Garcetti's move came in response to an L.A. Times story last week, but the institutes are far from a new development. They have been around for a dozen years, and they were first exposed by the L.A. Weekly all the way back in 2005.
So Garcetti is now springing into action, after biding his time for eight years.

The Weekly story went into some detail about how the DWP union, IBEW Local 18, was able to keep secret the operations of the ratepayer-funded Joint Training Institute and the Joint Safety Institute. At that time, they had been funded to the tune of $12 million, and now that figure is up to $40 million.
Though lawyers in the city attorney's office believed that the groups' meetings and records should be open to the public, IBEW managed to work its connections in Sacramento to obtain a friendly opinion from the office of Attorney General Bill Lockyer. Since then, the groups' activities have been shrouded in secrecy.

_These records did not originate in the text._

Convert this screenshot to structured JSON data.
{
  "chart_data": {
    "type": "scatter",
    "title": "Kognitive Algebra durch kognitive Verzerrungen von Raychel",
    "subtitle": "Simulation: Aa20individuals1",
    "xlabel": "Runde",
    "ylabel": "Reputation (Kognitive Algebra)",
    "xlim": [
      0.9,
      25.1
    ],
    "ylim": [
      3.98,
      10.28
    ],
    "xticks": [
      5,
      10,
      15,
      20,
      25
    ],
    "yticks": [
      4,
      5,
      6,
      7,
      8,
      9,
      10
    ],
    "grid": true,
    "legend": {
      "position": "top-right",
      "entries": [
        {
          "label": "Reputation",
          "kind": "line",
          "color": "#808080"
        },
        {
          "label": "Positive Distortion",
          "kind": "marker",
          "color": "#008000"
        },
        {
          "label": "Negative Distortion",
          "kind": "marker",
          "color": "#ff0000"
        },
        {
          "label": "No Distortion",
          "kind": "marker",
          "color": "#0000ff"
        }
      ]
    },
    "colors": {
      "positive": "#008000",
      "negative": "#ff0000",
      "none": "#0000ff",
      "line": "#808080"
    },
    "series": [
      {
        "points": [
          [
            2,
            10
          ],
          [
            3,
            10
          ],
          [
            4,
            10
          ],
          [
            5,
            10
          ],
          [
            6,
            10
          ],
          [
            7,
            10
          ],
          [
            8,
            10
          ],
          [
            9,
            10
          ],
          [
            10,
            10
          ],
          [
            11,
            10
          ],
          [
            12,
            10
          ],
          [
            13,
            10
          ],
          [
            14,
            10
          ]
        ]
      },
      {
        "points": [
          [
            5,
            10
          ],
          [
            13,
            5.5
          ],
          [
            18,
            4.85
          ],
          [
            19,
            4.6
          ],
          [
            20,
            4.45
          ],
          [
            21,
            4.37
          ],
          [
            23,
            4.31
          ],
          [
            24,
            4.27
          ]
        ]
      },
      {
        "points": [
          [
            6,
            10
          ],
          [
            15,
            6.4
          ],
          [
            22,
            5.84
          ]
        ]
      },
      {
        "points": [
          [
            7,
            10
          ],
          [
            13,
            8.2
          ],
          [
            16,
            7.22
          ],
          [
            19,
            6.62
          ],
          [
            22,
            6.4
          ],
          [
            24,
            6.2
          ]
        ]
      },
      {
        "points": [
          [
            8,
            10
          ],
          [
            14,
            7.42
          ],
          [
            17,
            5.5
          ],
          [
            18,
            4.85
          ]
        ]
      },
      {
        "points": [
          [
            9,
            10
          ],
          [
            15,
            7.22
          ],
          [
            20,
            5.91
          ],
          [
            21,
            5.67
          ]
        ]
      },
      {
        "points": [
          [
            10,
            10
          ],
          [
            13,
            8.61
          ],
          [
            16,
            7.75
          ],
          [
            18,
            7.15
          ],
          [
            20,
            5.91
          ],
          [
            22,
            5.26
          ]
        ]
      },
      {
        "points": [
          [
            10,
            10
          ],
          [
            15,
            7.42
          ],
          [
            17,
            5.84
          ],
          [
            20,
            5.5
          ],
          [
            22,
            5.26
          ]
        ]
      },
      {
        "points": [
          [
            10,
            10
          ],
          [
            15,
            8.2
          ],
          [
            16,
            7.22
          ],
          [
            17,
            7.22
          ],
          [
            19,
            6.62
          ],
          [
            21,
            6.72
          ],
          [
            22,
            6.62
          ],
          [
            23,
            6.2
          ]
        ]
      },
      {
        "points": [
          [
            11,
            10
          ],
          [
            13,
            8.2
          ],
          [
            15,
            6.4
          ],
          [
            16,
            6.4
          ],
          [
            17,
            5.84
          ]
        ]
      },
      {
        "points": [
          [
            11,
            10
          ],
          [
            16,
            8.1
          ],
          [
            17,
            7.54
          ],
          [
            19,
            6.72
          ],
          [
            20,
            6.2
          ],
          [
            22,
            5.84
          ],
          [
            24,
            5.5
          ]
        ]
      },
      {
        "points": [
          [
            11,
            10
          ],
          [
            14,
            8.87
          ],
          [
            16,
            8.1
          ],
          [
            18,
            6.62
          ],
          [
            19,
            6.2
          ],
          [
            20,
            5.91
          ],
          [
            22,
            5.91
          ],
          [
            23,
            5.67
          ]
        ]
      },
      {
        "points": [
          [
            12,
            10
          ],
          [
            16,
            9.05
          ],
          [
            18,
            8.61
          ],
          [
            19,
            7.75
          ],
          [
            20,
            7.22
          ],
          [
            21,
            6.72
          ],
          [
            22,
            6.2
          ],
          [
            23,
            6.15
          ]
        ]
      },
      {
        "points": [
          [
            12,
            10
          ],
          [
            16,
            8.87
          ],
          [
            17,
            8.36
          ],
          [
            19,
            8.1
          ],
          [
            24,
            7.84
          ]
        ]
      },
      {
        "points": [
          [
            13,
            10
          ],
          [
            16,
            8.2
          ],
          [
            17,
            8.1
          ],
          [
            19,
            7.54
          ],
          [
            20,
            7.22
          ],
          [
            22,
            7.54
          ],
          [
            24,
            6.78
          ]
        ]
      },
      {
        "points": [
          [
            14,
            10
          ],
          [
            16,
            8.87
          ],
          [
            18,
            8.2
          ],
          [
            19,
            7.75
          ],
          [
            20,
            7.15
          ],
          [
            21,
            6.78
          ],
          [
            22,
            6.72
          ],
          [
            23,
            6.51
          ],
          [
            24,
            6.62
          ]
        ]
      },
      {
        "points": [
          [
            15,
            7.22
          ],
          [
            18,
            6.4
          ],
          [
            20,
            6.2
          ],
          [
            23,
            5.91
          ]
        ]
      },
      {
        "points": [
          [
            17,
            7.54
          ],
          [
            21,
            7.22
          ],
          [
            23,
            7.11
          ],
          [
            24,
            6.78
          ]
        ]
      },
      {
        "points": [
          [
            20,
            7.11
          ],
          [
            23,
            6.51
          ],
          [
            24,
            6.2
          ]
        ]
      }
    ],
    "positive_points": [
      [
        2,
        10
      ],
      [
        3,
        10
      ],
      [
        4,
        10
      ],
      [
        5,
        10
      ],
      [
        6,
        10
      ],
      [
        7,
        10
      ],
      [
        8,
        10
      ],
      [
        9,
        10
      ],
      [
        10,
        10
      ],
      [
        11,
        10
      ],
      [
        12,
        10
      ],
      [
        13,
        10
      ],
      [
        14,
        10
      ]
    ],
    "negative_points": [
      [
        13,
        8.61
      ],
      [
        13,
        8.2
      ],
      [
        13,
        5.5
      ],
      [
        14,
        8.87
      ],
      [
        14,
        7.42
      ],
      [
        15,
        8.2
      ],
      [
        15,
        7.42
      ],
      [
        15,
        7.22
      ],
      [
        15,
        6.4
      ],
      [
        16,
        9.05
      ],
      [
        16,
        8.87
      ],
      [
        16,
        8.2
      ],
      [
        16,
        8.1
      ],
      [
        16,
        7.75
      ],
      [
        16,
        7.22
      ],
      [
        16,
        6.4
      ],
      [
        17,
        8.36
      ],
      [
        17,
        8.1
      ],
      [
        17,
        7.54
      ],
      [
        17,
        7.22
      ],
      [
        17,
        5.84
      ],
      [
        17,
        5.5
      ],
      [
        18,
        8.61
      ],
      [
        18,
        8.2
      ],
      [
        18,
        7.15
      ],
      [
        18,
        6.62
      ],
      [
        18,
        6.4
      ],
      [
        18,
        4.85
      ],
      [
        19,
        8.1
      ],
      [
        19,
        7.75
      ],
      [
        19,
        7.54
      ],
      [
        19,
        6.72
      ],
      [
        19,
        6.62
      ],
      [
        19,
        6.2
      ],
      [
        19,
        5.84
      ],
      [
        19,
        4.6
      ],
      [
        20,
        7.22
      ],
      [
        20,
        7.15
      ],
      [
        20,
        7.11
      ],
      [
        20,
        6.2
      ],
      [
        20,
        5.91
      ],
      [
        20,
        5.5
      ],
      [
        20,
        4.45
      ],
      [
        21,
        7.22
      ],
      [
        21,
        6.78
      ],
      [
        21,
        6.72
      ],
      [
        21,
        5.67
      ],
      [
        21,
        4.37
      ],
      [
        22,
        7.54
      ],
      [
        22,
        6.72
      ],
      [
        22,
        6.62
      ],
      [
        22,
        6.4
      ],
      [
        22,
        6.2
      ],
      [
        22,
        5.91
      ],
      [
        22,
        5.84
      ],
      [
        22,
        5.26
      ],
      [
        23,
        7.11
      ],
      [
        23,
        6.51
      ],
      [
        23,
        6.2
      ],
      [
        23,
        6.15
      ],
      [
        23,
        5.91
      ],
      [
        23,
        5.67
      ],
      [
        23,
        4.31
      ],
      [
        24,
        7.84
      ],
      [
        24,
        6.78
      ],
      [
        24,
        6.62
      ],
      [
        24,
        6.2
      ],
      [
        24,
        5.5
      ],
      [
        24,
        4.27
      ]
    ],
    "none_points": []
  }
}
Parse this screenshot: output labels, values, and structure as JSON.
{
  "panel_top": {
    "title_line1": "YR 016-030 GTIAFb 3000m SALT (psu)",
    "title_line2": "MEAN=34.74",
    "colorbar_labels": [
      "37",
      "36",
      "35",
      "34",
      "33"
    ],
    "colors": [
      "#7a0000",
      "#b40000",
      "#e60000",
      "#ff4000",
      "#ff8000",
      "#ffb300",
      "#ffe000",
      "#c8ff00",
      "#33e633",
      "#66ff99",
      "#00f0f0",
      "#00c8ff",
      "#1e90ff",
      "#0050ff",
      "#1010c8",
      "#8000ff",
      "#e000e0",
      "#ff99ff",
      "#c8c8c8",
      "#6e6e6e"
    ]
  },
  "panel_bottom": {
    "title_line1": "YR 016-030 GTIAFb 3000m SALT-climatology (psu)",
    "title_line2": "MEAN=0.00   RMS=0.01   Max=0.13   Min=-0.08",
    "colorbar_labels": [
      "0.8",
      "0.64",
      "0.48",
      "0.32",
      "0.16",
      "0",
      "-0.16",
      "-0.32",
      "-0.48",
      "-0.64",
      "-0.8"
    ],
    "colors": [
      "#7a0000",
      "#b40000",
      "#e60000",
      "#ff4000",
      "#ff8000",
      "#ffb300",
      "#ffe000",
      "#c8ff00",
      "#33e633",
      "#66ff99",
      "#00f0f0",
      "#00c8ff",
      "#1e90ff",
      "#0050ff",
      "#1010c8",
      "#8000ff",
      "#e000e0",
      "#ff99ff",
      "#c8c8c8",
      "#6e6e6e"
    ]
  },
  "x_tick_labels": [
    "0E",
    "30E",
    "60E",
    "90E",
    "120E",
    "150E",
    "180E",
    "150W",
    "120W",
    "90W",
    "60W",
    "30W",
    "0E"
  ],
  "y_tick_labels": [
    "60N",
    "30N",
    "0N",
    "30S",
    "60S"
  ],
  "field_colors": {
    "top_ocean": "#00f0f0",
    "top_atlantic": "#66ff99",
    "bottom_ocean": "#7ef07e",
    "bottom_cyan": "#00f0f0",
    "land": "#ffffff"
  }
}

In a statement to the L.A. Daily News and KPCC this week, Garcetti said he had instructed DWP general manager Ron Nichols to account for spending at the institutes. 
“I am also calling on my new DWP commission to seek full disclosure of all spending by these two organizations, and to explore all legal avenues to account for every ratepayer dollar spent,” Garcetti said in the statement.
And yet: Garcetti was serving on the City Council back in 2005, and the Weekly story would have been hard to miss had he been interested in DWP oversight at the time. In fact, elected officials typically employ clip services to make sure that they see news articles relevant to their jobs.
The Daily News asked Garcetti's office Wednesday what had taken him so long, and was told that “the mayor was not aware of that L.A. Weekly story” and only learned of the issue when the L.A. Times reported on it last week.
Garcetti also voted for DWP labor contracts that included provisions maintaining these institutes.
DWP reform has been a key theme of the young Garcetti administration. But Garcetti showed relatively little interest in the topic until IBEW Local 18 began spending millions of dollars on TV ads attacking him in the mayor's race.
Garcetti responded during the campaign by calling the IBEW leadership “power brokers” and accusing his opponent, Controller Wendy Greuel, of “letting them off the hook” by failing to examine the DWP. But Garcetti stopped short of alleging that the IBEW's contracts — which he voted for in 2005 and 2009 — were tilted in the union's favor.
When asked in March if those contracts were too lucrative, Garcetti ducked the question, saying, “It would certainly be nice to have analysis on that.” He subsequently defended the 2009 contract, saying it saved money by giving raises in the form of a cash bonus.
IBEW Local 18 ratified a new contract on Wednesday, which freezes wages in place for three years. In a release, the mayor's office touted the deal as “a dramatic shift away from the generous contracts of the past.”
The mayor's office did not acknowledge that Garcetti had supported those contracts, or explain the change in his thinking about them.